The number of shop visits in the UK on Boxing Day this year was 4.5% lower up to 5pm compared to the same day last year, according to research group Springboard.
Footfall on UK high streets and in shopping centres both dropped.
The drop in the number of shop visits is said to be a result of changing consumer habits.
Diane Wehrle, insights director at Springboard, said that “the scale of the drop is greater than expected.”
“What we have seen in the last couple of years is a structural shift in the Christmas trading period,” she said.
Adding: “The hotspots for Christmas trading around Boxing Day and New Year’s Day are dissipating,”
The decline comes as more Britons make the most of online shopping deals and major discount events such as Black Friday – some retailers held sales right up until Christmas.
“Retailers have been discounting since before Black Friday and have had sales ever since,” Diane Wehrle was quoted by the FT as saying. “It rather takes the shine off the Boxing Day sales”.

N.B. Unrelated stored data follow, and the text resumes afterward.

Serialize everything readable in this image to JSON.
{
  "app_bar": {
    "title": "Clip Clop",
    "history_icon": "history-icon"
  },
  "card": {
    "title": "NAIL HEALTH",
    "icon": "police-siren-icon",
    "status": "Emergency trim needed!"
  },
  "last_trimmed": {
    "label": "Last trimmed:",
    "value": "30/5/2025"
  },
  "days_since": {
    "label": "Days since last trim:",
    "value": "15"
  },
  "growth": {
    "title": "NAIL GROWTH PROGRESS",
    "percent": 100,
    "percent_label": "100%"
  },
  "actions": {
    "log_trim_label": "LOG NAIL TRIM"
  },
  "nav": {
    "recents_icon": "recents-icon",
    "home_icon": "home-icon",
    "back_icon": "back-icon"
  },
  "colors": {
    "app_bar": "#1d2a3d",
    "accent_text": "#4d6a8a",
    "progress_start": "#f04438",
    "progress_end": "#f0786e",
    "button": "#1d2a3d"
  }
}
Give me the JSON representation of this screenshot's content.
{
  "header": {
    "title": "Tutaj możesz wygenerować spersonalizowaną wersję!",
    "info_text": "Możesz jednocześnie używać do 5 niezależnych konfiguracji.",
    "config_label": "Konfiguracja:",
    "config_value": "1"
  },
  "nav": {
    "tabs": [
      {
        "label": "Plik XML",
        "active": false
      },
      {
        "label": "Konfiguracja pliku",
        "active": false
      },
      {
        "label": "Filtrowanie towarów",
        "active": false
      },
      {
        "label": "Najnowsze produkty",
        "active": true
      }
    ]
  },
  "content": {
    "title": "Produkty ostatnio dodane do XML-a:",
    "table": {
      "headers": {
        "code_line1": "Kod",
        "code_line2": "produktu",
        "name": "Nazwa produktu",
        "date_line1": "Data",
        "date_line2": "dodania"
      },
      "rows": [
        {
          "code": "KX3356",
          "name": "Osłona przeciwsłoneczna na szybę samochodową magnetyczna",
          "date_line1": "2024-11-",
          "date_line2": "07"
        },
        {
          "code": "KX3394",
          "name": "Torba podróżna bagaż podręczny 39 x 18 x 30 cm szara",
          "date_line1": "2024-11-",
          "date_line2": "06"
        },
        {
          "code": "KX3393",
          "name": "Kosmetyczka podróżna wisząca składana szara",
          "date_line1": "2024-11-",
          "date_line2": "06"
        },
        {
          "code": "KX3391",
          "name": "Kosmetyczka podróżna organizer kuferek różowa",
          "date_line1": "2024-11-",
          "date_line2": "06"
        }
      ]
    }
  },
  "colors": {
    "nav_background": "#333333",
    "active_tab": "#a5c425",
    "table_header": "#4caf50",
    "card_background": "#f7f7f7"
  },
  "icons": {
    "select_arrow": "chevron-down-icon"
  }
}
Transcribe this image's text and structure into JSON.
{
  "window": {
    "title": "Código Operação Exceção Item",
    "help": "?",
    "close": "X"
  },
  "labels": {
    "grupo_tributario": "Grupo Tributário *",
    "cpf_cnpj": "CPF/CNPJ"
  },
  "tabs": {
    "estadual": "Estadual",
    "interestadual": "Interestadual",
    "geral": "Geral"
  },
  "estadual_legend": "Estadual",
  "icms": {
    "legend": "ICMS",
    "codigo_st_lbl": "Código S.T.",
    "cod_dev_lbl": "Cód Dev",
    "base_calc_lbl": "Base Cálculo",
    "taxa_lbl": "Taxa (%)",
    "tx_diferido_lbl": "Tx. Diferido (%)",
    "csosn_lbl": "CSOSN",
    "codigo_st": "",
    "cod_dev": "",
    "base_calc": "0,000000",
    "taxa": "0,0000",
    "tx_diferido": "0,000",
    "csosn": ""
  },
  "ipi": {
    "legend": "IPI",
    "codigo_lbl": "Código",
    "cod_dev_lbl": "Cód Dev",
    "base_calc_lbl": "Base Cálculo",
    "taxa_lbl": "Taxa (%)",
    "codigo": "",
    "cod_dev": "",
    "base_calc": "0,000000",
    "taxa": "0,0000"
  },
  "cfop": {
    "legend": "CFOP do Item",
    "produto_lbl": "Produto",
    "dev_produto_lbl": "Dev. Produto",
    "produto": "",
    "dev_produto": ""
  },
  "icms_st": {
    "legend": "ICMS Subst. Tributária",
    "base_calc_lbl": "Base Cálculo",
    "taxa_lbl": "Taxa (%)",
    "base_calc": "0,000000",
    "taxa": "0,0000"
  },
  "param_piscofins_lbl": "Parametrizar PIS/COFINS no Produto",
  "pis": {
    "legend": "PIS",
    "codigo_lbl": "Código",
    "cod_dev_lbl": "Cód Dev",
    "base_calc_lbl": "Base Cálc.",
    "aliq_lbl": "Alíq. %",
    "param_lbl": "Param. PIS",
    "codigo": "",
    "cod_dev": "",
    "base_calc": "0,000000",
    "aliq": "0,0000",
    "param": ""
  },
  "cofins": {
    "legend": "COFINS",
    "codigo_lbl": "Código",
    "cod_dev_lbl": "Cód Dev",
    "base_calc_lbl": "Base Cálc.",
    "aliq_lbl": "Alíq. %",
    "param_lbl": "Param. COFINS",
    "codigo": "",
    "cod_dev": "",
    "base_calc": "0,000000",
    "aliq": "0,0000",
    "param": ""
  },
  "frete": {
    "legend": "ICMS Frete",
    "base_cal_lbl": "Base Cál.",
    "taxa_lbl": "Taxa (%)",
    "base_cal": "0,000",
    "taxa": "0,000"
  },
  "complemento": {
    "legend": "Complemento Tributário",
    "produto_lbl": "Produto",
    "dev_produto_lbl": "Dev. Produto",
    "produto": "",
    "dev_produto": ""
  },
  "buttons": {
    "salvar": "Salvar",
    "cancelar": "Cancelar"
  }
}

Chris Daly, chief executive at the Chartered Institute of Marketing, told the BBC: “Gone are the days of setting the alarm at 06:00 to be first in line for the Boxing Day sales, something borne out by the footage of quiet shopping centres up and down the country.”
The volume of consumer transactions online in the first four weeks of December was 28.4% higher compared to the same period last year.